Hub Power Profit Falls 39% in 1QFY26

Earnings decline on base plant termination; Rs5 dividend declared as cash reserves hit record Rs51bn.

Hub Power Company Limited (PSX: HUBC) reported earnings of Rs11.6 billion for the first quarter of FY26, translating into earnings per share (EPS) of Rs9.0, down 39% year-on-year but marginally higher by 2% on a quarterly basis, the company said in a filing to the Pakistan Stock Exchange on Thursday. The results came broadly in line with market expectations.

Read More: HUBCO announces to acquire ENI

The profit decline was primarily attributed to the termination of HUBC’s base power plant and the revised power purchase agreement (PPA) for the Narowal plant, which significantly reduced capacity and energy payments. Consequently, gross profit margins fell to 44% in 1QFY26, compared with 56% in the same period last year.

Revenue for the quarter dropped 46% year-on-year to Rs17.4 billion, largely reflecting lower utilization levels and reduced energy payments following structural changes in the company’s generation portfolio. On a sequential basis, topline declined 7%, also impacted by lower dispatch requirements. Despite this, HUBC declared a higher-than-expected interim cash dividend of Rs5 per share for the quarter, compared with market expectations of Rs3.

Income from associates and joint ventures rose 4% year-on-year to Rs10.8 billion, underpinned by stable contributions from China Power Hub Generation Company (CPHGC) and other joint projects. Finance costs fell sharply by 54% YoY and 10% QoQ to Rs2.5 billion, supported by declining interest rates and significant debt reduction. Administrative expenses increased substantially — up 276% YoY to Rs623 million — though down 4% QoQ, as the company absorbed higher operational and regulatory costs.

HUBC’s effective tax rate for the quarter was 19.3%, compared with 12.5% in the corresponding period last year and 19.9% in the previous quarter.

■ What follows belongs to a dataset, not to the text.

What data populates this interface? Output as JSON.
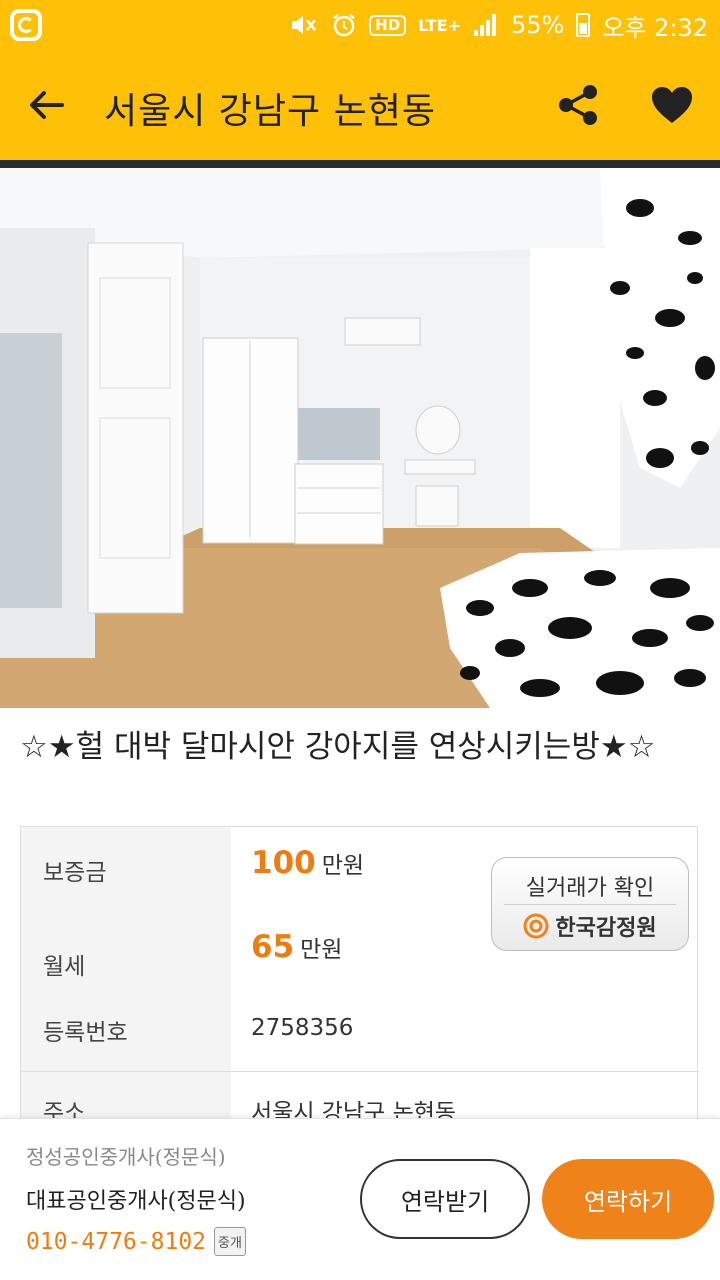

The company’s liquidity position strengthened markedly, with cash and cash equivalents reaching an all-time high of Rs51.4 billion by September 2025, driven by improved recoveries from power plant receivables.

Analysts noted that while the termination of the base plant has compressed topline and margins, HUBC’s balance sheet remains strong, supported by robust cash generation from associates and lower financing costs. The company continues to benefit from the government’s focus on improving circular debt recoveries in the power sector.

At current valuations, HUBC trades at FY26E/FY27F price-to-earnings multiples of 5.8x and 5.3x respectively, maintaining its appeal as a high-dividend, cash-rich utility play in Pakistan’s energy sector.